My most anticipated performance of the festival for sure, we'll no doubt be welcomed with a stage-full of instruments for Rauelsson's return to the Pacific North West. 


Mary Lattimore

We'll be treated to a dedicated Harp performance this year by Mary Lattimore, and just like last year's solo cellist, Julia Kent, I'm hoping for another educational yet encapsulating performance on an instrument I very rarely get to see live. 
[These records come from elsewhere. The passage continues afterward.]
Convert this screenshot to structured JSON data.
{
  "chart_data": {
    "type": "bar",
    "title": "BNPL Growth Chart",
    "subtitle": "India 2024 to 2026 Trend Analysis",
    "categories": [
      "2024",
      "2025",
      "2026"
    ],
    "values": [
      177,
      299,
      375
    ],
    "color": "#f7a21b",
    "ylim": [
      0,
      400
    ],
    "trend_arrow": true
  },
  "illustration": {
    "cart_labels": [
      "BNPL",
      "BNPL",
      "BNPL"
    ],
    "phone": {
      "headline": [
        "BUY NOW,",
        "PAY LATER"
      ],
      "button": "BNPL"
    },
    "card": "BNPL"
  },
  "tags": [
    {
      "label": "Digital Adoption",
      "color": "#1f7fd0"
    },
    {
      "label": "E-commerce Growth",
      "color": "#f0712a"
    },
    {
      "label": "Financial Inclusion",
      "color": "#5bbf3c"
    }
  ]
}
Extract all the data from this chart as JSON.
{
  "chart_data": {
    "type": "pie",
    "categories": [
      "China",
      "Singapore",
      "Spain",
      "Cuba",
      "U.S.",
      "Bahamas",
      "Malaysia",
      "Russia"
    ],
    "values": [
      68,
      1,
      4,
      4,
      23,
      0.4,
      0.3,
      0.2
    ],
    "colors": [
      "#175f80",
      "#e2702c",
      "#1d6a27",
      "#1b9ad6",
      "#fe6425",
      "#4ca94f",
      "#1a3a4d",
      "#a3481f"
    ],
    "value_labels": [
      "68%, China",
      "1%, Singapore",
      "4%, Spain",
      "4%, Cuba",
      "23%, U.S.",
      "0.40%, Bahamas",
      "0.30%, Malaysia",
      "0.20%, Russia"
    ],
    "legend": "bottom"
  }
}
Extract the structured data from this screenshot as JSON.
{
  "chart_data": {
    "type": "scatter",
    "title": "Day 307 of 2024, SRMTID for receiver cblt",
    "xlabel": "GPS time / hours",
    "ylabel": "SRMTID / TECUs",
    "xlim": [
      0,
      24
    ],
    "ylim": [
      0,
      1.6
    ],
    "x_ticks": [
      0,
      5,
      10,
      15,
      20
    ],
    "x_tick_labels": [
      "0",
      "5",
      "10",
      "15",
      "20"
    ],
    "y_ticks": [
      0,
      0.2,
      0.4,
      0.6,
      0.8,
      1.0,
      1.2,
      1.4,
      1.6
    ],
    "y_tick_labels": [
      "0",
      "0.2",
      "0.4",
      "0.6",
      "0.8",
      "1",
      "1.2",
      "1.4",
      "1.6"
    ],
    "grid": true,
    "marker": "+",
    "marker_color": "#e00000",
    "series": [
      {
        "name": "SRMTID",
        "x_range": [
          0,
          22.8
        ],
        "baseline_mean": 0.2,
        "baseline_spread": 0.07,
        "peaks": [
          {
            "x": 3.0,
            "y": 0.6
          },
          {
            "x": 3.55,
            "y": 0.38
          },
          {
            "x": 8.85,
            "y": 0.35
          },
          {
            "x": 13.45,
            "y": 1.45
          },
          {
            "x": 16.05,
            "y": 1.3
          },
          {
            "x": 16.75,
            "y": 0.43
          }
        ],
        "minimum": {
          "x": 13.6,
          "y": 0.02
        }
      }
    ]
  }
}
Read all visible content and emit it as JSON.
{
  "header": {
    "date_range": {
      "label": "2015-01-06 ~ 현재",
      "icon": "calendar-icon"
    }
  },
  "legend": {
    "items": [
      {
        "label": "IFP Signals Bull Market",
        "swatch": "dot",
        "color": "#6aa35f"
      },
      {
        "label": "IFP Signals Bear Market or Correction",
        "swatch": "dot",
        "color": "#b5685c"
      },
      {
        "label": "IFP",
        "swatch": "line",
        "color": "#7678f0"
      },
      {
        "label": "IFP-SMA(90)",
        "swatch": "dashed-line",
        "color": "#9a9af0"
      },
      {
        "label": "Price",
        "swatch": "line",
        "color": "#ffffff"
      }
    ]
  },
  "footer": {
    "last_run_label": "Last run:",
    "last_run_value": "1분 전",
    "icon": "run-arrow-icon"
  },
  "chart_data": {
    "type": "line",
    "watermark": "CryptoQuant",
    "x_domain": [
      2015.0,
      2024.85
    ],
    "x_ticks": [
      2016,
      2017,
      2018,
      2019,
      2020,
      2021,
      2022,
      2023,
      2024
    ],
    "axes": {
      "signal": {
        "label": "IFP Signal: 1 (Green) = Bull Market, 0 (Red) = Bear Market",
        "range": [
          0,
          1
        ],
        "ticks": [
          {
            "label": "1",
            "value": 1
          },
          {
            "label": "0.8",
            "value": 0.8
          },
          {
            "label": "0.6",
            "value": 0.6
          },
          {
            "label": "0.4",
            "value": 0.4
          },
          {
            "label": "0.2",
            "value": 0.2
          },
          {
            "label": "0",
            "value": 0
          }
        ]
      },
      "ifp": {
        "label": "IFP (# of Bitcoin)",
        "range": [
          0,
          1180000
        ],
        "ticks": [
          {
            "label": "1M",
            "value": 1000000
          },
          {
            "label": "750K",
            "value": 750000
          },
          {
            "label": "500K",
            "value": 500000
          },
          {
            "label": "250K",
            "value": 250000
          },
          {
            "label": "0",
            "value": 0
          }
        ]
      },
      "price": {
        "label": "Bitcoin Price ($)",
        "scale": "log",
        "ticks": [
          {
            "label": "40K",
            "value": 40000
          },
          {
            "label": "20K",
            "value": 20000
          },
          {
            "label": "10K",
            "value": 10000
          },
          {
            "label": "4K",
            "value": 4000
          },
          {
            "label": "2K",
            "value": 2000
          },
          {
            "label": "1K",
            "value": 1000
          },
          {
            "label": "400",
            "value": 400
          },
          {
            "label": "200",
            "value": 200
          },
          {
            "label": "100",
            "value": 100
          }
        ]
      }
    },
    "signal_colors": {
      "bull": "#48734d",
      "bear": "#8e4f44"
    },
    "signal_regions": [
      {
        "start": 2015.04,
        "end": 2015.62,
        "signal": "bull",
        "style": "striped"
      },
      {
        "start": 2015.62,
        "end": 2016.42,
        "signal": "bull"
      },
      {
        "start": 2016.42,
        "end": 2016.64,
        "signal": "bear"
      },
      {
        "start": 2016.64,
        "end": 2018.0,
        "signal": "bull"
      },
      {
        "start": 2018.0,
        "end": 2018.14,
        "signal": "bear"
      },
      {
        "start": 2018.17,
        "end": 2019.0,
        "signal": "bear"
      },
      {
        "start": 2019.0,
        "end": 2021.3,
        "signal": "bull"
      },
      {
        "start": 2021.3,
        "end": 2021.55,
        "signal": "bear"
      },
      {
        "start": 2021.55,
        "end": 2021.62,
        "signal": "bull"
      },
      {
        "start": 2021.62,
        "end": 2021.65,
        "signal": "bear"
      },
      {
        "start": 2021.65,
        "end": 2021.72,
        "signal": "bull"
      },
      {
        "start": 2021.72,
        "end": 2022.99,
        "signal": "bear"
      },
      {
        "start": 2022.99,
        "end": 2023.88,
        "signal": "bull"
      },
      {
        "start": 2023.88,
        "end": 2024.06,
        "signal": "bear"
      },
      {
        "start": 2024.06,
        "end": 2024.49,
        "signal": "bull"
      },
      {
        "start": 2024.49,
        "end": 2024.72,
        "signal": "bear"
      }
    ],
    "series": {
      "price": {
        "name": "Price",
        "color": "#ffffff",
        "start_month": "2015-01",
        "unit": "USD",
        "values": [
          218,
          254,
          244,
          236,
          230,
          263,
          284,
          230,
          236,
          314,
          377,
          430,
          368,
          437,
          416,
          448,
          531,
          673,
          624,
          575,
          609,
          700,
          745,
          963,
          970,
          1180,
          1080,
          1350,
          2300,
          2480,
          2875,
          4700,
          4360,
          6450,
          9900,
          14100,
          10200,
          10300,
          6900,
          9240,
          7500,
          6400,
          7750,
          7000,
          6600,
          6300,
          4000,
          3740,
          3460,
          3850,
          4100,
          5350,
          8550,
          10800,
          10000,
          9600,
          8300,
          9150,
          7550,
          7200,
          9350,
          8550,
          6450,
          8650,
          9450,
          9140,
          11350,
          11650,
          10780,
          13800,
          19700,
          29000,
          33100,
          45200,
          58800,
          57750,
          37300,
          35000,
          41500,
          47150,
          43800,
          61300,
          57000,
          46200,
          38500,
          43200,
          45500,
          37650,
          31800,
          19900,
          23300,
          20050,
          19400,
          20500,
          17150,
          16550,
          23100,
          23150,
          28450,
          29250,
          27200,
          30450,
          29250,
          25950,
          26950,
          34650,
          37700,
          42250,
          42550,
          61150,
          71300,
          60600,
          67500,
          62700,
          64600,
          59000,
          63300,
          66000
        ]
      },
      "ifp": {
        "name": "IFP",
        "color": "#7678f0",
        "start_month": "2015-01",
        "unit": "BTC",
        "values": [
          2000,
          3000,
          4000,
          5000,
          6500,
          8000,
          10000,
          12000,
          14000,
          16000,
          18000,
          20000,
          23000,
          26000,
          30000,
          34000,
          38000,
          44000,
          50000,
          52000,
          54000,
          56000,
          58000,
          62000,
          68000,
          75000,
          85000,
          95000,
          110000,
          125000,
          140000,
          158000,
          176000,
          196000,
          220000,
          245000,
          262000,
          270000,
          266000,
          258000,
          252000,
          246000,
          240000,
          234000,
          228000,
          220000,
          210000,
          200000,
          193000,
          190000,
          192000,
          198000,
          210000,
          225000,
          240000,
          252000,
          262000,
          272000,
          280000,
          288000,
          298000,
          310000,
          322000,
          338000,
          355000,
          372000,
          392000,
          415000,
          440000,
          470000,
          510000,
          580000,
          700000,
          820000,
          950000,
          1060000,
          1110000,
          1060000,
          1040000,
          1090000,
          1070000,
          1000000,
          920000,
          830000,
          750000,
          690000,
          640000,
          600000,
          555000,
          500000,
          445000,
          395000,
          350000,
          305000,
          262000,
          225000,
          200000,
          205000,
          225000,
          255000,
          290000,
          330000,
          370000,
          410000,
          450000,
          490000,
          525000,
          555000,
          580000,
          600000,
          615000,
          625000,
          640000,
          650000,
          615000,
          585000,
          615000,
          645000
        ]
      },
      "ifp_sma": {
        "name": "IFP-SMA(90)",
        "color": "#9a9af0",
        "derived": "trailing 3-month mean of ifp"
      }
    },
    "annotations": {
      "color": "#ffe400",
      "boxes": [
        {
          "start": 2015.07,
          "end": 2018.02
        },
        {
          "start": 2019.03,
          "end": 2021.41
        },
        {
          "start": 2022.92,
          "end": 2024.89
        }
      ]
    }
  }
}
Mary has 'performed, collaborated, and recorded with who’s who of the indie rock scene: Jarvis Cocker, Thurston Moore, Sharon Van Etten, Meg Baird, Kurt Vile, Steve Gunn, 
Ed Askew, Fursaxa and many others', 
and this is one of the many reasons I enjoy and respect this festival. I would never choose to go and see a Harp player playing solo, yet I'm pretty sure we'll experience something unforgettable and perhaps, my musical senses will broaden just that little bit further.

Below, Mary playing alongside Jeff Zeigler in a mesmorizing and hypnotic performance.



Another local Seattle musician with a healthy back-catalog. Norm Chambers' latest release Disintegrating Landscape is a 47-minute long journey, beginning with very obvious rattling field recordings and slowly evolving into an intensely varied electronic spectrum - from organic instruments, through to atmoshperic washes into bleeps and synthesizers. This kind of extended, probably improvised set, is perfect for the attentive audience at Substrata. 


The last two artists on the lineup, Paul Clipson and Leo Mayberry are set to provide the visuals to the weekend's performances. With such an intimate space, and an audience looking to exploit such detailed and immersive music, artists such as Paul and Leo play a critical role in the experience and the vision Rafael seeks.

Leo Mayberry's local experience has previously seen him take the role of Decibel Festival's Visual Coordinator alongside gigs in pretty much every local Seattle venue, and San Francisco's Paul Clipson has featured within the New York Film Festival, Edinburgh Film Festival, and the Rotterdam International Film Festival to name just a few.